At Switzers Museum, Waikaia''s heritage is proudly displayed. Adjoining the Museum is the focal point of the town - a bottle house constructed of 20,000 wine bottles. Outdoor activities abound and include superb fishing in the Waikaia River and nearby streams, horse riding in the hills, bush walks and mountain biking at picturesque Piano Flat and excellent permit shooting in the forests.
Accommodation is available with B & B''s, a camping ground, motel and backpackers in the area. Waikaia is the perfect place to getaway, relax and explore. Its abundance of outdoor activities, the valley''s history and the hospitable people make this area an intriguing, warm and welcoming place to visit.
Balfour and Riversdale are situated on the Gore - Lumsden Highway, with fishing rivers within an hour''s drive, including the world-renowned Mataura River. The Waimea Plains provide fertile farmland with land use varying from sheep for meat and wool, deer for velvet and venison, cattle for beef and dairy, grains for stock food and human consumption. These grains include wheat, barley, oats, peas and rapeseed.

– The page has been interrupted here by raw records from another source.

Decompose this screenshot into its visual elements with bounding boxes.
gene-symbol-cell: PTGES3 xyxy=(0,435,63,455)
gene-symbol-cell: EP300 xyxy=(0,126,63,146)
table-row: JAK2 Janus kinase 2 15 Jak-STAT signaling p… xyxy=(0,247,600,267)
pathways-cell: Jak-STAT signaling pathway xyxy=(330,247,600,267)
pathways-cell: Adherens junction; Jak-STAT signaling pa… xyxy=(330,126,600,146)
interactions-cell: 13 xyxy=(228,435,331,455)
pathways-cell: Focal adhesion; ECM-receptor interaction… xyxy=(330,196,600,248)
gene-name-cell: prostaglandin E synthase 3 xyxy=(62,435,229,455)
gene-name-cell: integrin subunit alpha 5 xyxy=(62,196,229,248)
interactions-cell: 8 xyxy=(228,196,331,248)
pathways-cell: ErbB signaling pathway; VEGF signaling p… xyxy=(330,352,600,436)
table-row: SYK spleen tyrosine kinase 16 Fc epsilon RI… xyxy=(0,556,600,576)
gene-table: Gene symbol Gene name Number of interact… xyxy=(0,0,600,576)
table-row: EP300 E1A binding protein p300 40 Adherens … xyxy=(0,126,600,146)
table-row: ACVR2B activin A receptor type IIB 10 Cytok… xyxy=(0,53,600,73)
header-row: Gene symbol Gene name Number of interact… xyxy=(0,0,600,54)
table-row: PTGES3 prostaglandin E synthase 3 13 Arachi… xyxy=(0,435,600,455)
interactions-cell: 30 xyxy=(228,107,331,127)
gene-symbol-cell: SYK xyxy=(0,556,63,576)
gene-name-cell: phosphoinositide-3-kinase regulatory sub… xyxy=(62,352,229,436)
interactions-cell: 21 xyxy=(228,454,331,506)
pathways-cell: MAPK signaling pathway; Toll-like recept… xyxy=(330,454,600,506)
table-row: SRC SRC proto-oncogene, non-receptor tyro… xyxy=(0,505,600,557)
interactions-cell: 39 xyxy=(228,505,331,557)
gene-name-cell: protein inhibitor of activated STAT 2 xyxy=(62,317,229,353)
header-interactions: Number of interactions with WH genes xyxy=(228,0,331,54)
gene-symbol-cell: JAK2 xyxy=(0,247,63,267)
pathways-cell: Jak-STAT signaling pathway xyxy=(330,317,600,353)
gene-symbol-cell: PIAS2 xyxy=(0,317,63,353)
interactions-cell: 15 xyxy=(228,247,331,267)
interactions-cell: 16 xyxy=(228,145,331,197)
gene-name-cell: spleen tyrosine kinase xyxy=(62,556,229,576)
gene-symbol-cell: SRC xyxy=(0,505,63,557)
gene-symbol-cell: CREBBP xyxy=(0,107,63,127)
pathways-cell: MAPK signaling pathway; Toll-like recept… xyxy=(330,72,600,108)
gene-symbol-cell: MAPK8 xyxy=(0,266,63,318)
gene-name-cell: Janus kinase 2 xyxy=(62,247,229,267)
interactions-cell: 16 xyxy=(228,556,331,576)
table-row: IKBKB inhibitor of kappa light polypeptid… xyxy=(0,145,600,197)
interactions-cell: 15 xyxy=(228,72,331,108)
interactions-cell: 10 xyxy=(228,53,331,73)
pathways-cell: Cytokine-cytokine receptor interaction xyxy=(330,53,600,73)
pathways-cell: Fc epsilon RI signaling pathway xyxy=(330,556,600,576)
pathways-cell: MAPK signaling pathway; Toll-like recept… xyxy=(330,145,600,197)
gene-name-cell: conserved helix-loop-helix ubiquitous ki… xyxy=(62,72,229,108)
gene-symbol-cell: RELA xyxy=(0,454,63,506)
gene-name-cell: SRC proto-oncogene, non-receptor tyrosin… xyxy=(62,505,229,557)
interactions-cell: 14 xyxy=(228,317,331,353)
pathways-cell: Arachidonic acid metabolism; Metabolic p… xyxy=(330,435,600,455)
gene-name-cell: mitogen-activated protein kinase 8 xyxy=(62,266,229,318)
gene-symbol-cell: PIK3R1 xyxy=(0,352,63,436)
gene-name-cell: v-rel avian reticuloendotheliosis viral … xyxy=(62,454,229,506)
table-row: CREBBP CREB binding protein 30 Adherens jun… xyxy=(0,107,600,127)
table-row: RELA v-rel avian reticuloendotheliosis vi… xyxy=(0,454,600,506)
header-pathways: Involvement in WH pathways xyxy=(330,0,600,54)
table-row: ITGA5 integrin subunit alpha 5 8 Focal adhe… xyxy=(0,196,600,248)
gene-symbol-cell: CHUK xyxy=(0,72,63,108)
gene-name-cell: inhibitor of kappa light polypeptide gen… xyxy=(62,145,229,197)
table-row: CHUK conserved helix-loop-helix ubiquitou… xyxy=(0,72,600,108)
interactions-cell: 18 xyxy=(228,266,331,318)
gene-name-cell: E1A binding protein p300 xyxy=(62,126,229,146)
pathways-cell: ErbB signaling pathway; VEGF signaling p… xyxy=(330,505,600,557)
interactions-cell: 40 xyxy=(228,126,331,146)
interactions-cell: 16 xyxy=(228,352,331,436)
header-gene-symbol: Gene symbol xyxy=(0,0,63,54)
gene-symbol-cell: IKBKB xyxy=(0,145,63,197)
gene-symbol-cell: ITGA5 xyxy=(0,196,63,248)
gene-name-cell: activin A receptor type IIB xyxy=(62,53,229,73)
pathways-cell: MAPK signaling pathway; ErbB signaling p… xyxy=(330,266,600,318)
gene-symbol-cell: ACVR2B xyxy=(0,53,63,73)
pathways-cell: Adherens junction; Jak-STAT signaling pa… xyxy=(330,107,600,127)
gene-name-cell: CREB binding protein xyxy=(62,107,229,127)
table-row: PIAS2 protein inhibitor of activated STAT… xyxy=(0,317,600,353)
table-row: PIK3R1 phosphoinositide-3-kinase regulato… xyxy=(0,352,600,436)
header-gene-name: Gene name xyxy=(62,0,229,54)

The Balfour and Riversdale area is the home of many fine gardens and great southern hospitality which can be experienced through the various Farmstays and Bed and Breakfasts. Waimea Wanderings Garden Tours offers a selection of gardens for groups to visit and enjoy. There is the opportunity to visit the Balfour Limeworks and take a native bush walk in the Glenure Reserve. The Glenure, Ram Hills and Old Balfour Roads provide great opportunities for photo stops while the Riversdale Vintage Farm Machinery Museum offers a glimpse of the area''s past.
Balfour and Riversdale are a convenient starting point for walkers, fishermen and hunters heading up the Mataura River through Cattle Flat.
Edendale township is situated on land which was operated in the 1860''s as a sheep station for the New Zealand and Australian Land Company. This land ownership group was formed by the amalgamation of various unincorporated societies in Scotland which also held land in Otago and Southland.
In 1881 Thomas Brydone, Superintendent of the New Zealand and Australian Land Company, suggested that the company''s Southland holdings, which were proving hard to sell, might be converted to dairying. In 1882, on the company''s estate at Edendale, he built New Zealand''s first diary factory, purchasing three hundred cattle to start the venture. After the initial exports of the factory''s cheese, production was extended to include butter. The butter was processed under the direction of an expert butter-maker from Denmark. Between 1881 and 1932 eighty dairy factories were set up through the south to process milk supplied by farmers living nearby. Today there only remains one and that is sited at Edendale.
Close by Wyndham - the Maori name for Wyndham was Mokorei which means "clear or sweet water". Wyndham was actually named after General Windham, (spelt differently to today''s spelling) who was a hero of the unsuccessful assault on Redan in the Crimean War. Many streets in Wyndham have a Crimean association.
Industries in the area include dairy and sheep farming, forestry, and activities include a variety of recreational sports. Wyndham is renown both nationally and internationally, for its clay-shooting activities.
Both the Edendale and Wyndham areas are home to many fine gardens, including De Boers Roses in Edendale and near Wyndham in the internationally renown Maple Glen gardens and "Le Potager", a delightful garden and restaurant.